關鍵詞:人文科學;文學教育;域外;傳播意義
中圖分類號:G40-012 文獻標志碼:A 文章編號:1009-4156(2012)09-105-03
文學教育在大學教育體系中的意義正在被逐漸減弱,面對功利性追求,教學對象在不斷地追問這類課程的存在意義,而文學教育的人文價值正面臨著前所未有的拷問。當下的教學內容也在與時俱進,很多相關教學文本都追求時尚,尤其是通識課程更有故事化講述傾向。這就產生了一個問題,文學教育有沒有自己的邊界?或者說,文學教育是不是要走出文學視閾之內,進而形成一種敞開的狀態?這樣也就產生了相應的“域外”傳播意義。
一
正如尤西林所論:“從人文學科高度看,通識教育特別是對高等教育現代專業分工格局的本體性的整合均衡,他不僅關系到專業知識的整合能力、素質的培養,尤其是對大學生人生觀、世界觀的教化引導;因而,通識教育攸關‘大學’的根本宗旨理念。”通識教育的目的在于通過獲得知識能力的培養進而獲得知識。形成知識結構上的優化與提升,而文學教育發揮的作用不可小覷,一旦關注視閾出現偏離,則很容易讓這樣的意義出現潛在的裂痕。古風認為:“所謂文學教育,就是關于文學和利用文學的教育。其中,關于文學的教育,是對于文學知識和技能的教育;利用文學的教育,則是利用文學作品對于讀者的教育。”文學教育的人文使命從大處來說是完成人類的精神自由境界,從小處來說是個體人格形成的重要支架。審美教育與文學教育之間構成了一種天然的聯系,從語言出發沿著人類生活圖景的理想性書寫曲徑通幽地回到審美教育是一種必然的結果。
走出“文學”的專門區域,文學教育的出發點和目的地有著趨同的一面,也有背離的可能。
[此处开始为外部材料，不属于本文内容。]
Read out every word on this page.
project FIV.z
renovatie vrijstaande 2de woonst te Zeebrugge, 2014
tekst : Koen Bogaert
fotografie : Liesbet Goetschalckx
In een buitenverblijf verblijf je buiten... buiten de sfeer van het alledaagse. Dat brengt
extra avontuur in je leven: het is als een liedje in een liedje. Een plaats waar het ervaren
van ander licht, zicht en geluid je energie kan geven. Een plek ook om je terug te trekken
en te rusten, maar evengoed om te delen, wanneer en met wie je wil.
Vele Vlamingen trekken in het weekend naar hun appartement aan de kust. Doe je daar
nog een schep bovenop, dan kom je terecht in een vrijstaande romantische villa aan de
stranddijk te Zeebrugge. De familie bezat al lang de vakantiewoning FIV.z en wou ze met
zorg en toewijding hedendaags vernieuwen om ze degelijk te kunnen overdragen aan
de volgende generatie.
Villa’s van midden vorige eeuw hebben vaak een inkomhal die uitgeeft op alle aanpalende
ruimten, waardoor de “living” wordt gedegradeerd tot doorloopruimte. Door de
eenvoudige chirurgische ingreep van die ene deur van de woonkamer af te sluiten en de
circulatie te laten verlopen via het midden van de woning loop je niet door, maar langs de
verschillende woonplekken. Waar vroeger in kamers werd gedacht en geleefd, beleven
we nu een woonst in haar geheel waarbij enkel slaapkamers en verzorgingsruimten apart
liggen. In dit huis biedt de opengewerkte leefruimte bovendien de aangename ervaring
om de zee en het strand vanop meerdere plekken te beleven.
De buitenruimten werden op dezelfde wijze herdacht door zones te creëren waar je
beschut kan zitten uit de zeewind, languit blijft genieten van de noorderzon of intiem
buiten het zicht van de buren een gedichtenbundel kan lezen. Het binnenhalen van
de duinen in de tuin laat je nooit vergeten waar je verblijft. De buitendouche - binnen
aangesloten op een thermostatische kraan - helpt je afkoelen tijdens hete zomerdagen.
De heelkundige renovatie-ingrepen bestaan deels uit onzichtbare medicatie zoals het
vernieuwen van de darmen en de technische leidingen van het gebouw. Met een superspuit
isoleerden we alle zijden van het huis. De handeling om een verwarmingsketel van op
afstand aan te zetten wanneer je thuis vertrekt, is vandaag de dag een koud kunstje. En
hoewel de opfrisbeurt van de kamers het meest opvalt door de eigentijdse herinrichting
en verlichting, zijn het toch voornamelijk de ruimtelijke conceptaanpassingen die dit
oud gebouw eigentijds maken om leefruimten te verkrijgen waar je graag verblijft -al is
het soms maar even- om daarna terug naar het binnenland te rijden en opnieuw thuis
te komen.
從文學的迷宮里走出來又會走向何處?從語言分析到美學闡釋,再到社會學意義上的閱讀指向,而后上升到思想史意義。這確實是一個充滿愉悅而又存在危險的路徑。文學教育的審美功能正在被層層弱化,而文本解讀的審美學意義則面臨著一個不小的難題,即如何回到文學本身。文學顯然承擔了審美教育的意義指向。美育的基本目標是獲得審美愉悅,即獲得感官層次、心意層次、精神人格層次的審美愉快。進而達到李澤厚所說的“悅耳悅目”、“悅心悅意”、“悅志悅神”的審美目的。而文學文本尤其是詩性文本越來越多地遠離了大學生的閱讀視野,與他們的期待視野也漸行漸遠,網絡打油詩反而成為他們青睞的文本。反思起來,文學教育中的文本確定存在著兩個誤區。
一是文本選擇的誤區。文學教育是在通過文本解讀中實現的,往往要通過個案教學達到教育效果,傳播者、文本、接受者形成了線性聯系,也是動態的反饋過程。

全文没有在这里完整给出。